Kriz sürecinde en büyük daralma gayri safi sabit sermaye oluşumlarında gözlenmişti. Özellikle birinci çeyrekten sonra sürekli ortalama yüzde 36 daralmanın yaşanması elbette çok sıkıntı vermişti. Yatırımlardaki bu daralma bu yılın üçüncü çeyreğine kadar sürdü ve ilk defa bu çeyrekte bir artış trendine girilmiş bulunuyor. Bu da oldukça doğal, kapasite kullanım oranlarının yüzde 80’lere dayandığı bir ekonomik konjönktürde yatırım kaçınılmaz bir ekonomik gereksinim oluyor.

İhracata gelince. Dün de Güngör Uras yazdı; program başarı ile sürüyor. Kriz döneminde hiçbir çeyrekte yüzde 10’u aşamayan ihracatın bu yıl (ikinci çeyrek hariç) hep yüzde 10’un üstünde büyümesi dikkat çekiyor. Hele bu performansın son çeyrekte yüzde 16’ya ulaşması. Umarız son çeyrekte de bu sürer ve program başarıya ulaşır.

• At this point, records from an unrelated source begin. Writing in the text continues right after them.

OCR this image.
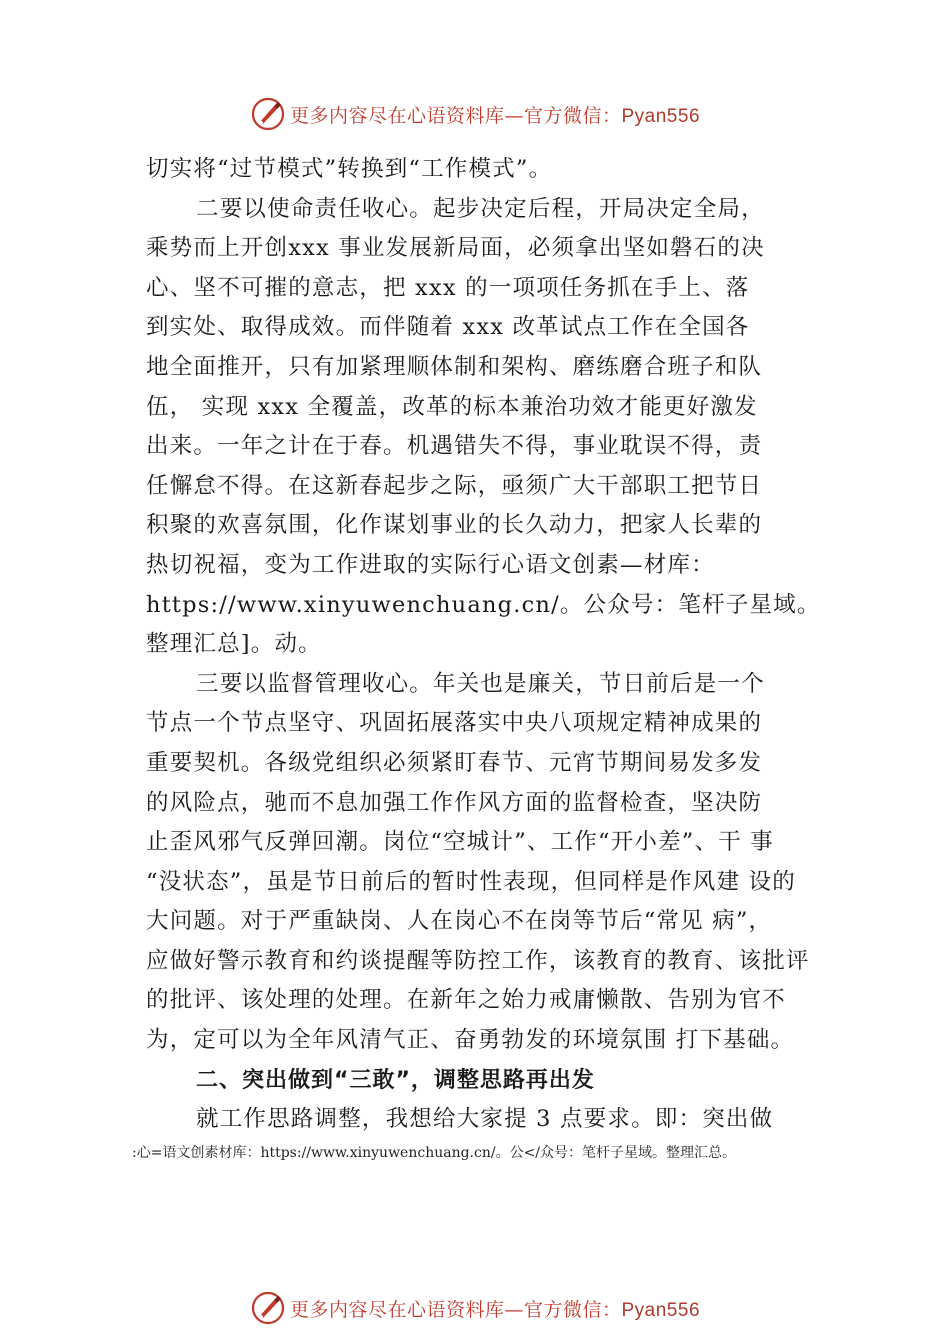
更多内容尽在心语资料库—官方微信：Pyan556
切实将“过节模式”转换到“工作模式”。
二要以使命责任收心。起步决定后程，开局决定全局，
乘势而上开创xxx 事业发展新局面，必须拿出坚如磐石的决
心、坚不可摧的意志，把 xxx 的一项项任务抓在手上、落
到实处、取得成效。而伴随着 xxx 改革试点工作在全国各
地全面推开，只有加紧理顺体制和架构、磨练磨合班子和队
伍， 实现 xxx 全覆盖，改革的标本兼治功效才能更好激发
出来。一年之计在于春。机遇错失不得，事业耽误不得，责
任懈怠不得。在这新春起步之际，亟须广大干部职工把节日
积聚的欢喜氛围，化作谋划事业的长久动力，把家人长辈的
热切祝福，变为工作进取的实际行心语文创素—材库：
https://www.xinyuwenchuang.cn/。公众号：笔杆子星域。
整理汇总]。动。
三要以监督管理收心。年关也是廉关，节日前后是一个
节点一个节点坚守、巩固拓展落实中央八项规定精神成果的
重要契机。各级党组织必须紧盯春节、元宵节期间易发多发
的风险点，驰而不息加强工作作风方面的监督检查，坚决防
止歪风邪气反弹回潮。岗位“空城计”、工作“开小差”、干 事
“没状态”，虽是节日前后的暂时性表现，但同样是作风建 设的
大问题。对于严重缺岗、人在岗心不在岗等节后“常见 病”，
应做好警示教育和约谈提醒等防控工作，该教育的教育、该批评
的批评、该处理的处理。在新年之始力戒庸懒散、告别为官不
为，定可以为全年风清气正、奋勇勃发的环境氛围 打下基础。
二、突出做到“三敢”，调整思路再出发
就工作思路调整，我想给大家提 3 点要求。即：突出做
:心=语文创素材库：https://www.xinyuwenchuang.cn/。公</众号：笔杆子星域。整理汇总。
更多内容尽在心语资料库—官方微信：Pyan556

Kısacası, program büyümeyi iç tüketim ile değil, ihracat artışı ile gerçekleştirmek istiyor. Ve şimdilik bunun başarıldığı gözleniyor. Ancak son çeyrek çok önemli. İkinci çeyrekte hayli değer kazanan kur, ihracat performansını olumsuz etkilerken, üçüncü çeyrekteki kur düzeyi ihracatı teşvik ettiği görülüyor! Yani kur ihracata yardım etmeli.
Özetle; 2003 yılında da benzer bir büyüme yapısı ve düzeyi arzulanıyorsa, programın kararlılıkla sürdürülmesi gerekir.